The next thing I'd recommend doing is turning on DNS rebinding protection, this is supposed to prevent attackers from taking control of local devices. It's in the same tab as the last one, so just scroll down.
After that, scroll down yet again and disable newly registered domains. This will block domains that have been registered in the last 30 days, which could do a great job at protecting you. In my experience, this hasn't really caused me too many issues.
The last thing to do for the security tab, scroll down to block top level domains. I've personally added two TLDs to mine, particularly .ZIP and .MOV, which were recently registered by Google Domains. Oh wait, Google decided they were going to axe Google Domains a month after they caused chaos with these two TLDs, so technically I mean Squarespace. Scroll through and add any TLDs you might find sketchy. Please note that some of them are held by companies, for example Google owns .google and the television company ITV owns .itv.
Our next tab to visit is the Privacy tab. In Blocklists, press add a blocklist, we're going to add a few here. I've personally added AdGuard DNS filter, OISD, Windows Spy Blocker and Smart-TV Blocklist.

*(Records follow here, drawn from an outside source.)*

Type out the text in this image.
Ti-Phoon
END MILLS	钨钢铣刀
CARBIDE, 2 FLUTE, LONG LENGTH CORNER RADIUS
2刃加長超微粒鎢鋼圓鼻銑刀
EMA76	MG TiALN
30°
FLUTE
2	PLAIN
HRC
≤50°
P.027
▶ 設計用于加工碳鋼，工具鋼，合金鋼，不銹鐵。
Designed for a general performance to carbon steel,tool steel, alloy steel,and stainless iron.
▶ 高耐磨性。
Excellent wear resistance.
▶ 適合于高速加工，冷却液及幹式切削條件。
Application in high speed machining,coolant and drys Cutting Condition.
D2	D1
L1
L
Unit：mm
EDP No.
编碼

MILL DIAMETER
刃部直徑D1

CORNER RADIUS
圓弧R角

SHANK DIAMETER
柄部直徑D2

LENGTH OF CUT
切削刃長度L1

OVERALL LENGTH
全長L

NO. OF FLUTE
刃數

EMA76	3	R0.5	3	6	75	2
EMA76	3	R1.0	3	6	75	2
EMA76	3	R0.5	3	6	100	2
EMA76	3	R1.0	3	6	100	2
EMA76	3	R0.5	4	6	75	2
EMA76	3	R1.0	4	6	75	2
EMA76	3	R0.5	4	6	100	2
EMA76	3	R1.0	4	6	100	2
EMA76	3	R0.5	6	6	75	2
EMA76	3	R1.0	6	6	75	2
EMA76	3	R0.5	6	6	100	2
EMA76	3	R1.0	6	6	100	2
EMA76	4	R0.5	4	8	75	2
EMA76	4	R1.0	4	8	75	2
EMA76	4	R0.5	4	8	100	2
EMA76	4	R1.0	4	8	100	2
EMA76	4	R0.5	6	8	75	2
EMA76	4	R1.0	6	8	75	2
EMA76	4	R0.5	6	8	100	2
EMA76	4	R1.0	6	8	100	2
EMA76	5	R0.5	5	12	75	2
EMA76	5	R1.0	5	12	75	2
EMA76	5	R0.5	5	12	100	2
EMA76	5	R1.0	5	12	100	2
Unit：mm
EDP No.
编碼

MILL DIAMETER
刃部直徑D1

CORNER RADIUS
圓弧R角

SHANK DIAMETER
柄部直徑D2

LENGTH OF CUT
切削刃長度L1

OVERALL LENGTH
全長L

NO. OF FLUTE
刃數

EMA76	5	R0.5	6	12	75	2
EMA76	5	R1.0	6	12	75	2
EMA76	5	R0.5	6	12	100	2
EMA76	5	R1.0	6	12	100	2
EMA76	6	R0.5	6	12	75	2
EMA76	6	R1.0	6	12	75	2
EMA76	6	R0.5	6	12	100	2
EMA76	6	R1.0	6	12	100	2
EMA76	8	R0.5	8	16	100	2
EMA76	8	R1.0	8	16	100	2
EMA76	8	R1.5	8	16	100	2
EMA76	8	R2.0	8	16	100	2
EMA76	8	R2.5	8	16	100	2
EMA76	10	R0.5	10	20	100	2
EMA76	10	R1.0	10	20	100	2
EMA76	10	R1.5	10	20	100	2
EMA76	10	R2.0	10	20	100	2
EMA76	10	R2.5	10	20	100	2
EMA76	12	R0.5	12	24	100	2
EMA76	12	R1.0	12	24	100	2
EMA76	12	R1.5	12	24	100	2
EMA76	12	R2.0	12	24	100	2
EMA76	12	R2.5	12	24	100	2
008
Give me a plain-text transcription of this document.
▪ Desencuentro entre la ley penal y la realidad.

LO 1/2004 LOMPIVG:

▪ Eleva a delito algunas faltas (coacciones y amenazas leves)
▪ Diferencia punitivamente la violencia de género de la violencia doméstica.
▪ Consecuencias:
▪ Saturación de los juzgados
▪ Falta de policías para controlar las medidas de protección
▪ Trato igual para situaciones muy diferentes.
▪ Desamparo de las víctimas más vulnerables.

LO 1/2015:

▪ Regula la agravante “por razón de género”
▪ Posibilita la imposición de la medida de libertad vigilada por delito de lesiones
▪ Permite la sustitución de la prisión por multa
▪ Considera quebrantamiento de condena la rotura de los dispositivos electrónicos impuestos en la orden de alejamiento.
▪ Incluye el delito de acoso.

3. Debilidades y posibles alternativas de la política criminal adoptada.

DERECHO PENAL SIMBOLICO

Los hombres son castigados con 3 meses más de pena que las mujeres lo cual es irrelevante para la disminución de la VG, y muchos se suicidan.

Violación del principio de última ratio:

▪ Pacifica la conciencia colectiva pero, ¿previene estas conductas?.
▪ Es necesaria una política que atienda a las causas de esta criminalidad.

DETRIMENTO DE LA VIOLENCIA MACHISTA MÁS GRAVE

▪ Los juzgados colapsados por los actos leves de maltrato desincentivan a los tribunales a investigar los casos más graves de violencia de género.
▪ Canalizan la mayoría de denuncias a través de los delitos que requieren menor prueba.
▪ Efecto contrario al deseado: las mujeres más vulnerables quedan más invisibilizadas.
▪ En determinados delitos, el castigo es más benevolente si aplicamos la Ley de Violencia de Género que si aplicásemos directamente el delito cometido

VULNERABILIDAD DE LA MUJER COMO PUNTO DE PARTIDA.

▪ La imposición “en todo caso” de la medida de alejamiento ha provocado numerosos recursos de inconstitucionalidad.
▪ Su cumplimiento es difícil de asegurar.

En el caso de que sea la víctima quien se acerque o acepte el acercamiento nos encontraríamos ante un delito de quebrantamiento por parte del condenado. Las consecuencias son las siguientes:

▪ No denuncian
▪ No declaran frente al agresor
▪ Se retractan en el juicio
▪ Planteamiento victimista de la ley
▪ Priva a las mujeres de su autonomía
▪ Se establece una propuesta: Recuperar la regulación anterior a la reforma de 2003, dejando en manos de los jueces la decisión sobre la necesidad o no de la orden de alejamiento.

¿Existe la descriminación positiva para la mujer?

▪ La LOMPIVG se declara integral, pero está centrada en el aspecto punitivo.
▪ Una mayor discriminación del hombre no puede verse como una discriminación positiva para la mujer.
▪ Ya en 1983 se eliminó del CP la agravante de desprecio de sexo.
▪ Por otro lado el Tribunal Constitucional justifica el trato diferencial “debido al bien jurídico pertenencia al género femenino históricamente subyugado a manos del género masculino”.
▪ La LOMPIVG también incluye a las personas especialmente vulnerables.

Scroll down a bit to native tracking protection and add any manufacturers that you need to.
Let's move onto the next tab, Parental Control. Despite the name, I'd still recommend looking through here, as you can apply restrictions for certain websites (such as Facebook or ChatGPT) which can block you from accessing that site completely, or you can only access it at a certain time. I wouldn't necessarily say that this is perfect, as for example the Mastodon filter most likely relies on API data from joinmastodon.org (I'm using this based on information about AdGuard's Mastodon filter).
If you'd like to filter by category, it's directly below filtering certain websites. Category filters allow you to block porn, dating and piracy sites, along with a few other categories.
If you want to, there are options below this to enable SafeSearch or YouTube Restricted Mode, but for most people, it isn't needed unless you're setting up filters for a kid.
Just one last thing until I declare this step (and this guide) done, you can go to the Denylist tab and block any websites you don't like. For example, you could block example.com for absolutely no reason.
Conclusion
In this guide, you have just set up your own DNS server that is able to block advertisements, trackers and to block bad content. If this helped you, consider sharing with a friend. Thank you for reading!